Charles 'Chas' CHILL Addams was  honoured in his lifetime and awarded an "Edgar" (I didn't know what that was either). It's the popular term  for The Edgar Allen Poe Awards, named after spooky goth laudenam addict and genius American author, Edgar Allen Poe. It is awarded annually by the Mystery Writers America.  He was even quoted in Hitchcock's suspense thriller North by Northwest with Cary Grant saying "Now that's a picture only Charles Addams could draw." The following clip has nothing to do with this story but it's one my favourite movie scenes and it's from North by Northwest.






But back to Chill. He always wanted to be remembered as "a cartoonist" and so he has with his 1937 original panel drawings of the eccentric and wealthy The Addams Family. 







They weren't a family at the time, just a collection of anti-suburban misfits until 1964 when his caricatures were made into a TV series called The Addams Family.

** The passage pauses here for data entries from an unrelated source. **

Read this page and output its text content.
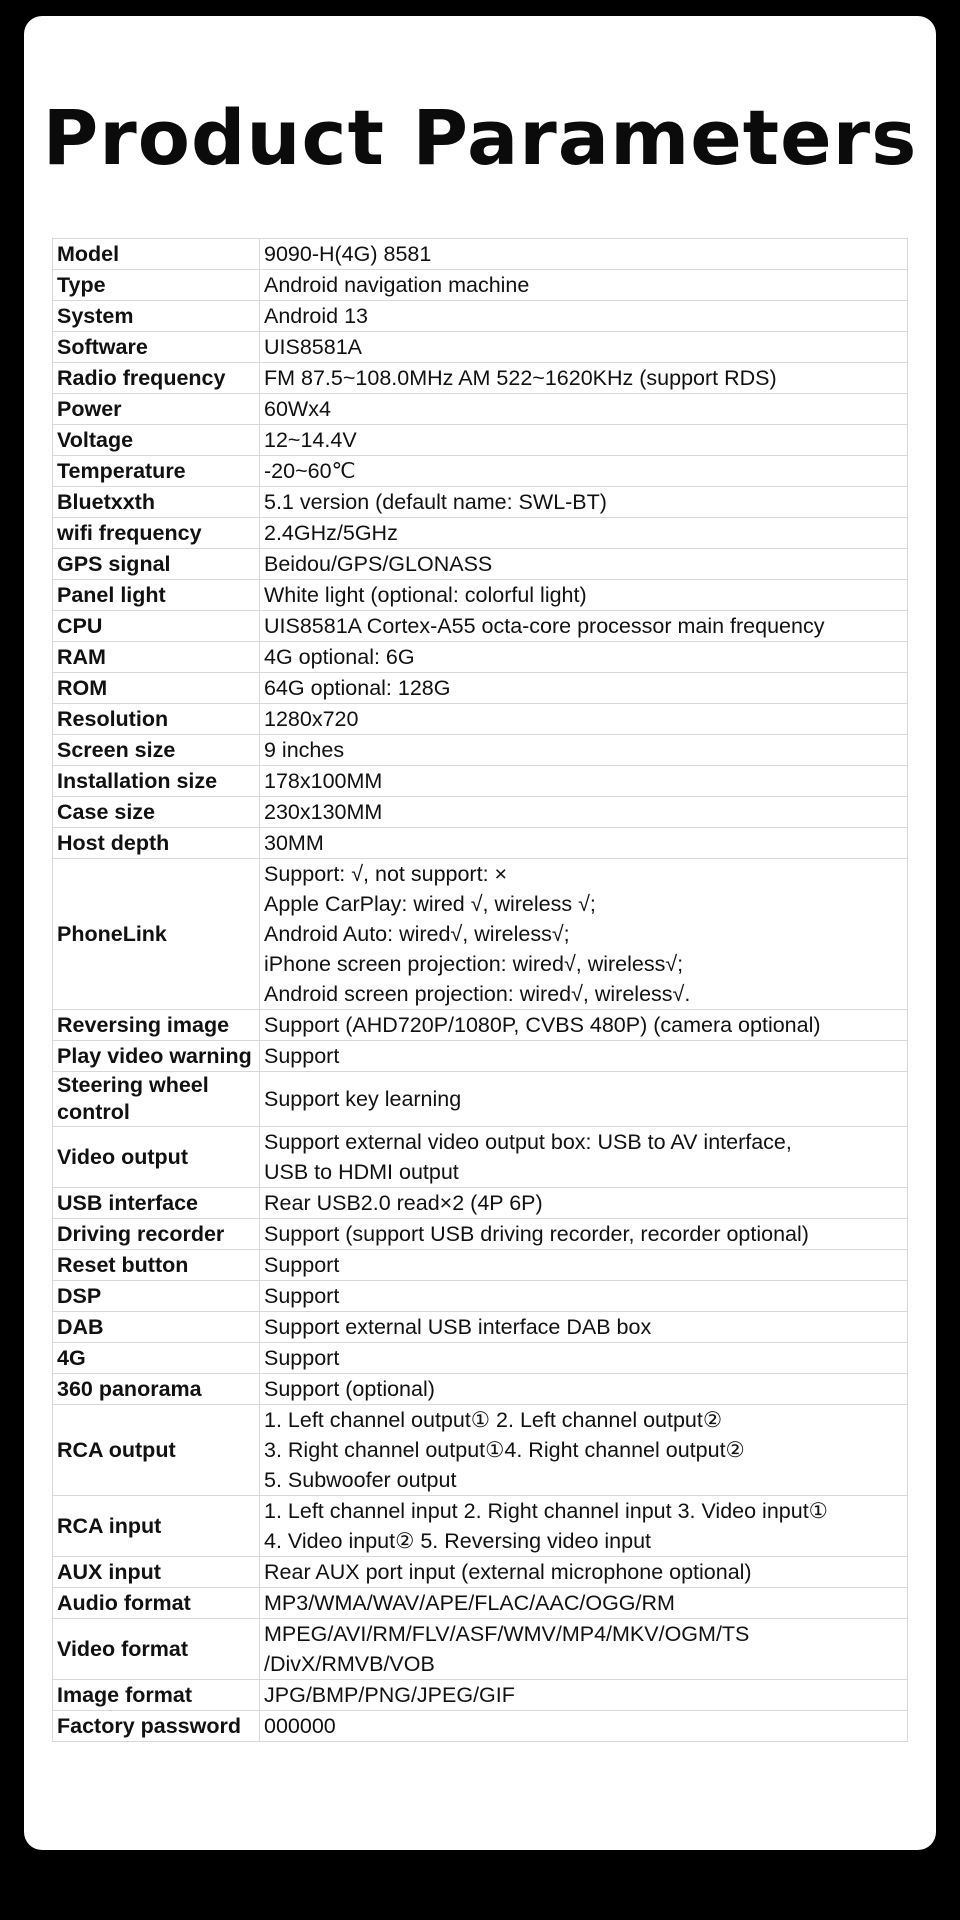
Product Parameters
Model	9090-H(4G) 8581
Type	Android navigation machine
System	Android 13
Software	UIS8581A
Radio frequency	FM 87.5~108.0MHz AM 522~1620KHz (support RDS)
Power	60Wx4
Voltage	12~14.4V
Temperature	-20~60℃
Bluetxxth	5.1 version (default name: SWL-BT)
wifi frequency	2.4GHz/5GHz
GPS signal	Beidou/GPS/GLONASS
Panel light	White light (optional: colorful light)
CPU	UIS8581A Cortex-A55 octa-core processor main frequency
RAM	4G optional: 6G
ROM	64G optional: 128G
Resolution	1280x720
Screen size	9 inches
Installation size	178x100MM
Case size	230x130MM
Host depth	30MM
PhoneLink	Support: √, not support: ×
Apple CarPlay: wired √, wireless √;
Android Auto: wired√, wireless√;
iPhone screen projection: wired√, wireless√;
Android screen projection: wired√, wireless√.
Reversing image	Support (AHD720P/1080P, CVBS 480P) (camera optional)
Play video warning	Support
Steering wheel control	Support key learning
Video output	Support external video output box: USB to AV interface,
USB to HDMI output
USB interface	Rear USB2.0 read×2 (4P 6P)
Driving recorder	Support (support USB driving recorder, recorder optional)
Reset button	Support
DSP	Support
DAB	Support external USB interface DAB box
4G	Support
360 panorama	Support (optional)
RCA output	1. Left channel output① 2. Left channel output②
3. Right channel output①4. Right channel output②
5. Subwoofer output
RCA input	1. Left channel input 2. Right channel input 3. Video input①
4. Video input② 5. Reversing video input
AUX input	Rear AUX port input (external microphone optional)
Audio format	MP3/WMA/WAV/APE/FLAC/AAC/OGG/RM
Video format	MPEG/AVI/RM/FLV/ASF/WMV/MP4/MKV/OGM/TS
/DivX/RMVB/VOB
Image format	JPG/BMP/PNG/JPEG/GIF
Factory password	000000
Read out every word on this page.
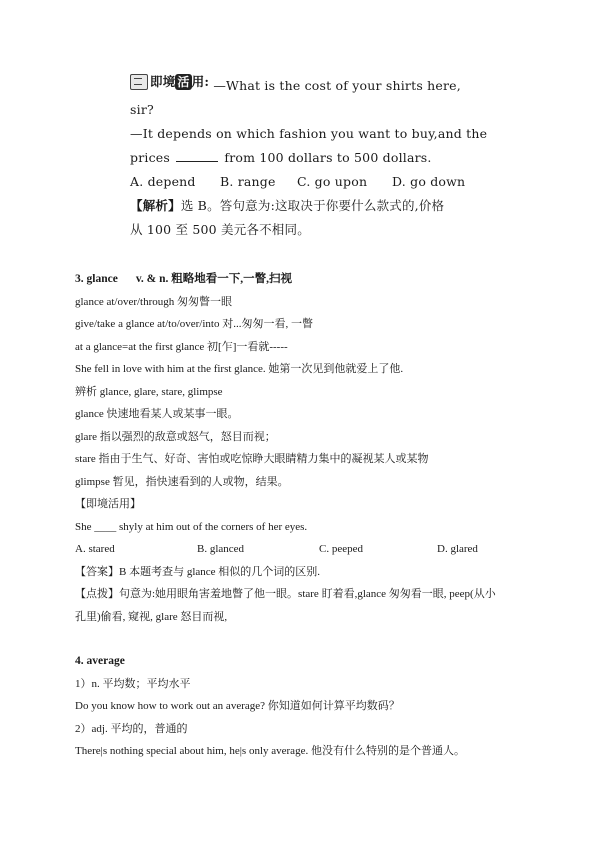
即境 活 用 : —What is the cost of your shirts here,
sir?
—It depends on which fashion you want to buy,and the
prices	from 100 dollars to 500 dollars.
A. depend	B. range	C. go upon	D. go down
【解析】选 B。答句意为:这取决于你要什么款式的,价格
从 100 至 500 美元各不相同。
3. glance v. & n. 粗略地看一下,一瞥,扫视
glance at/over/through 匆匆瞥一眼
give/take a glance at/to/over/into 对...匆匆一看, 一瞥
at a glance=at the first glance 初[乍]一看就-----
She fell in love with him at the first glance. 她第一次见到他就爱上了他.
辨析 glance, glare, stare, glimpse
glance 快速地看某人或某事一眼。
glare 指以强烈的敌意或怒气，怒目而视；
stare 指由于生气、好奇、害怕或吃惊睁大眼睛精力集中的凝视某人或某物
glimpse 暂见，指快速看到的人或物，结果。
【即境活用】
She ____ shyly at him out of the corners of her eyes.
A. stared	B. glanced	C. peeped	D. glared
【答案】B 本题考查与 glance 相似的几个词的区别.
【点拨】句意为:她用眼角害羞地瞥了他一眼。stare 盯着看,glance 匆匆看一眼, peep(从小
孔里)偷看, 窥视, glare 怒目而视,
4. average
1）n. 平均数；平均水平
Do you know how to work out an average? 你知道如何计算平均数码？
2）adj. 平均的，普通的
There|s nothing special about him, he|s only average. 他没有什么特别的是个普通人。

And that's when he decided to name the 6 year old grim-looking daughter... Wednesday. Ironically, Chill hated small children so I can only assume his creation of Wednesday Friday Addams was the antithesis to the Barbie loving, petulant, curly haired blonde, pretty pink dressed demanding little screamer of the baby boom era. Just a thought.

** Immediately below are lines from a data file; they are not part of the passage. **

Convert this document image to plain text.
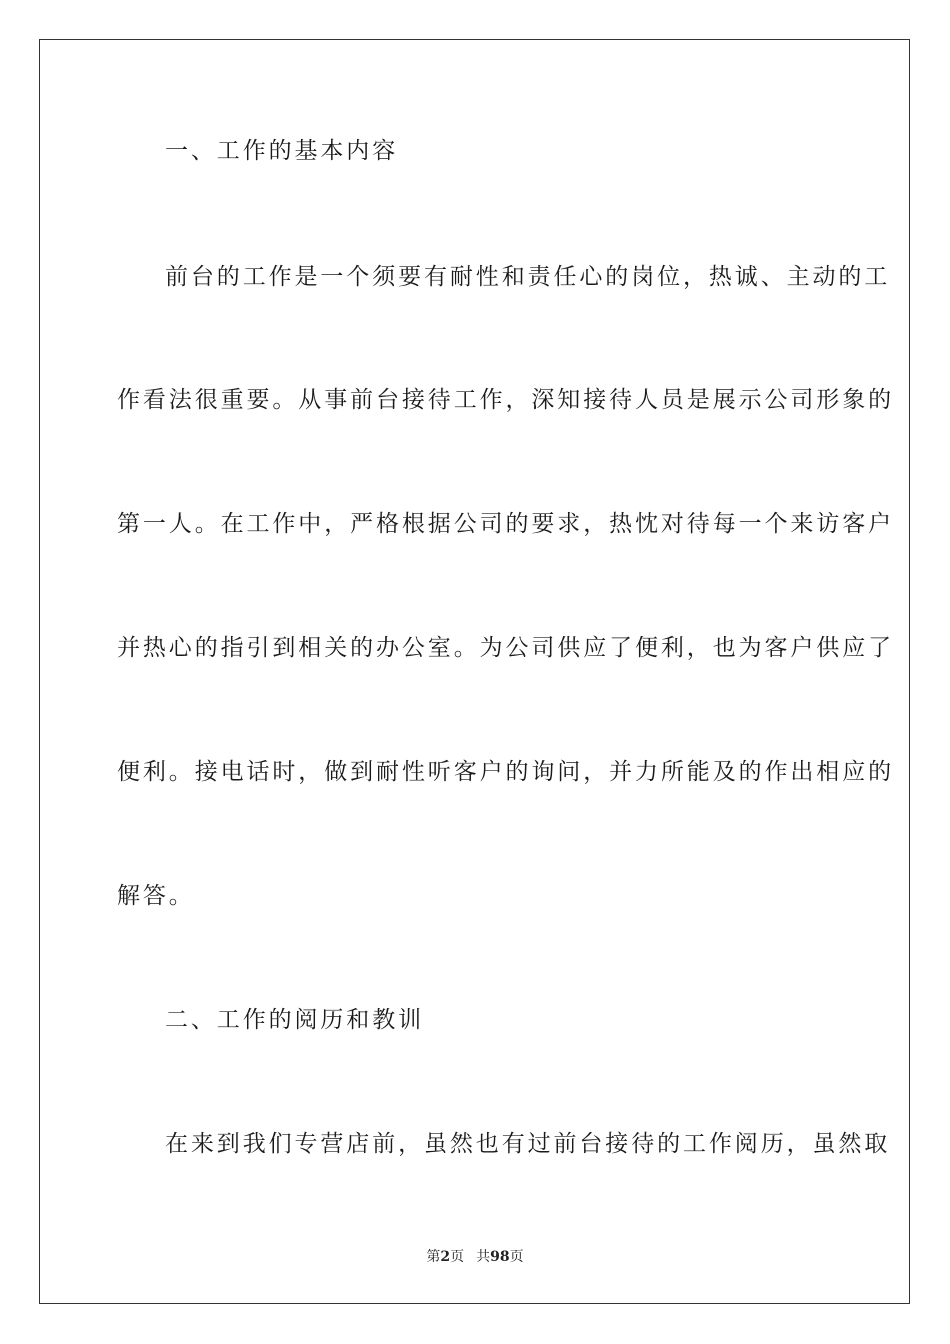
一、工作的基本内容
前台的工作是一个须要有耐性和责任心的岗位，热诚、主动的工
作看法很重要。从事前台接待工作，深知接待人员是展示公司形象的
第一人。在工作中，严格根据公司的要求，热忱对待每一个来访客户
并热心的指引到相关的办公室。为公司供应了便利，也为客户供应了
便利。接电话时，做到耐性听客户的询问，并力所能及的作出相应的
解答。
二、工作的阅历和教训
在来到我们专营店前，虽然也有过前台接待的工作阅历，虽然取
第2页 共98页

My favourite Wednesday was the first TV version played by Lisa Loring. I always dreamed to have a best friend like her at school. Someone who was interesting and different, cultured and brilliant - in judo, playing the flute, speaking French, painting trees with human heads, writing poems to her favourite pet spider, Homer, and her favourite doll was Marie Antoinette who was guillotined by her brother Pugsley.










Christina Ricci played a constantly cranky and believable Wednesday in The Addams Family movie (1991) and it's sequel Addams Family Values (1993).








 On 8 April 2010, The Addams Family will be a musical on Broadway. They've had their premier in Chicago with the main cast, Krysta Rodriguez (Wednesday) and Bebe Neuwirth (Morticia), pictured here. But Wednesday is not 6 anymore but 18 in this musical.


Kris Vine from TIME OUT CHICAGO interviewed the cast in October 09. Here is an excerpt from the interview. 
Q: "This is not based on the TV show or the movies, it’s based on the [Charles Addams] cartoons. Given that, Krysta, how do you go about building your character knowing that people have expectations about who Wednesday Addams is, and yet this Wednesday Addams is very different than what people know?
KR: Right. Well you know, to be fair, the cartoons were different from the movies were different from the TV show, so there has been an evolution in Wednesday. She hasn’t been the same in every incarnation. This is just one more evolution of her life. She’s been slowly growing throughout history: starting at five, then nine, 13, [now] 18…I’m hoping people are ready for this next phase. There are some expectations about what she looks like, the things that she does, and I can say that we honor her very well. Everyone has been brilliant in their ideas of how we give people what they think they want, and also give them something that they don’t know that they want. I think they will be pleasantly surprised."


Go Krysta.



I just wonder, what part will Thing play in the musical?